Running Cakewalk's Sonar 3.1.1 with the FA101's WDM drivers also turned in good results. With the WDM buffer set to its smallest setting the program reported a mixing latency of just 1.1 milliseconds, and played back a simple test song with no problems other than the anticipated huge increase in CPU consumption. For general usage, a 4 millisecond mixing latency provided a decent balance of speed and stability on my hardware — performance which helped make up for the fact that users of Sonar are stuck with the FA101's rather basic hardware-controlled monitoring capabilities unless they monitor through the computer.
Breaking out the indispensable Rightmark Audio Analyser and hooking up a loop-back connection on the FA101's first I/O pair produced some quite impressive results. Noise levels at 16-bit, 44.1kHz measured a steady -96.1dB(A), which at 24-bit decreased to a very respectable -102.3dB(A), tallying precisely with the figures cited by Edirol. The preamp-less inputs 3 to 8 were even better, averaging -103.9dB(A), whilst harmonic distortion of 0.004 percent and a very flat frequency response of about +0.18, -0.06 dB from 40Hz to 15kHz shouldn't draw any complaints either.

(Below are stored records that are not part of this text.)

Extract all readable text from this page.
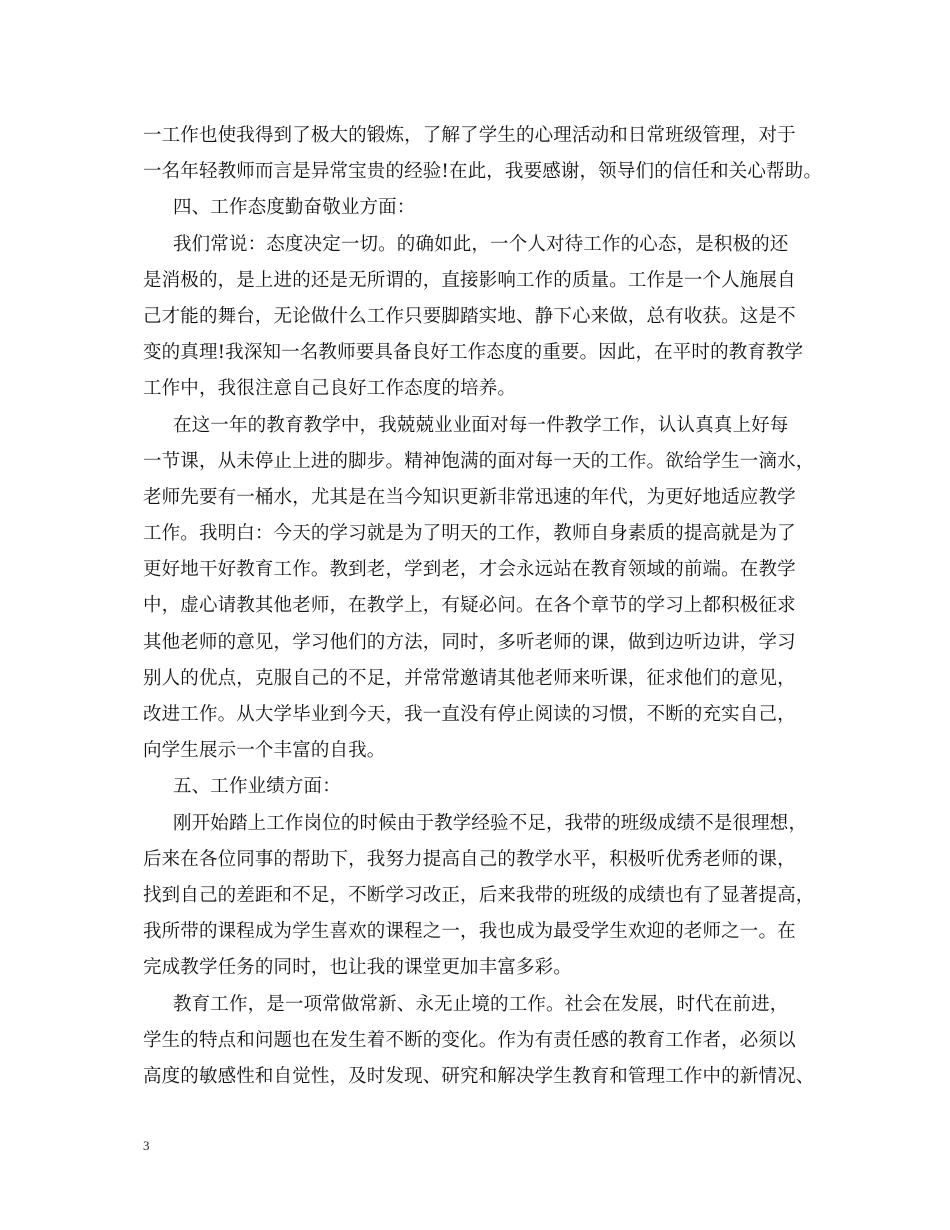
一工作也使我得到了极大的锻炼，了解了学生的心理活动和日常班级管理，对于
一名年轻教师而言是异常宝贵的经验!在此，我要感谢，领导们的信任和关心帮助。
四、工作态度勤奋敬业方面：
我们常说：态度决定一切。的确如此，一个人对待工作的心态，是积极的还
是消极的，是上进的还是无所谓的，直接影响工作的质量。工作是一个人施展自
己才能的舞台，无论做什么工作只要脚踏实地、静下心来做，总有收获。这是不
变的真理!我深知一名教师要具备良好工作态度的重要。因此，在平时的教育教学
工作中，我很注意自己良好工作态度的培养。
在这一年的教育教学中，我兢兢业业面对每一件教学工作，认认真真上好每
一节课，从未停止上进的脚步。精神饱满的面对每一天的工作。欲给学生一滴水，
老师先要有一桶水，尤其是在当今知识更新非常迅速的年代，为更好地适应教学
工作。我明白：今天的学习就是为了明天的工作，教师自身素质的提高就是为了
更好地干好教育工作。教到老，学到老，才会永远站在教育领域的前端。在教学
中，虚心请教其他老师，在教学上，有疑必问。在各个章节的学习上都积极征求
其他老师的意见，学习他们的方法，同时，多听老师的课，做到边听边讲，学习
别人的优点，克服自己的不足，并常常邀请其他老师来听课，征求他们的意见，
改进工作。从大学毕业到今天，我一直没有停止阅读的习惯，不断的充实自己，
向学生展示一个丰富的自我。
五、工作业绩方面：
刚开始踏上工作岗位的时候由于教学经验不足，我带的班级成绩不是很理想，
后来在各位同事的帮助下，我努力提高自己的教学水平，积极听优秀老师的课，
找到自己的差距和不足，不断学习改正，后来我带的班级的成绩也有了显著提高，
我所带的课程成为学生喜欢的课程之一，我也成为最受学生欢迎的老师之一。在
完成教学任务的同时，也让我的课堂更加丰富多彩。
教育工作，是一项常做常新、永无止境的工作。社会在发展，时代在前进，
学生的特点和问题也在发生着不断的变化。作为有责任感的教育工作者，必须以
高度的敏感性和自觉性，及时发现、研究和解决学生教育和管理工作中的新情况、
3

In subjective listening tests, this certainly seemed to translate into audio quality that compared very favourably with my Layla 24, with a clean, open sound and good stereo imaging.
- Inputs 1 and 2: balanced or unbalanced XLR or TRS quarter-inch jack, nominal level -50 to -10 dBu (XLR) or -35 to +4 dBu (jack), high-impedance instrument option on input 2.
- Inputs 3 to 6: balanced or unbalanced TRS quarter-inch jack, nominal level +4dBu.
- Inputs 7 and 8: balanced or unbalanced TRS quarter-inch jack, nominal level -10 to +4 dBu.
- Outputs 1 to 8: balanced or unbalanced jack TRS quarter-inch jack at nominal level +4dBu, headphone socket for outputs 1/2.
- A-D converters: 24-bit.
- D-A converters: 24-bit.
- Digital I/O: Toslink optical type S/PDIF (channels 9/10), plus MIDI In and Out.
- Supported bit depths: 16, 24.
- Supported sample rates: 44.1, 48, 82, 96 kHz (plus 192kHz with six-channel full-duplex operation).
- Interface: Firewire 400 (IEEE 1394).
- Power: Firewire buss or supplied AC adaptor.
Since manufacturers are just starting to provide Firewire devices at the more affordable end of the market, it's not surprising that the FA101 undercuts everything else for the number of inputs and outputs it provides. To a certain extent, it looks like Edirol have had to make some sacrifices to reach this price point, because the FA101's routing and monitoring facilities lack the flexibility generally found in more costly multi-channel interfaces.
At the time of writing, the Edirol's stiffest competition looks set to come from M-Audio's newly released Firewire 1814, which, though equipped with fewer analogue outputs, does include such niceties as work clock and ADAT I/O. Yet although desktop users not averse to installing PCI cards have a lot more choice available to them, the FA101 still compares well on price with a number of similarly specified PCI-format products, including Edirol's own DA2496 and M-Audio's Delta 1010. Despite a couple of inconveniences, the FA101 is a tremendously capable device, and one that I'd be happy to use as my main audio interface. Versatile analogue connectivity and a very compact format make it well equipped for use outside the studio, whilst no-compromise 24-bit, 96kHz operation and good low-latency performance mean it'll be able to handle most demanding recording applications with ease. All in all, Edirol's first Firewire product is a strong contender, and one that deserves to sell extremely well.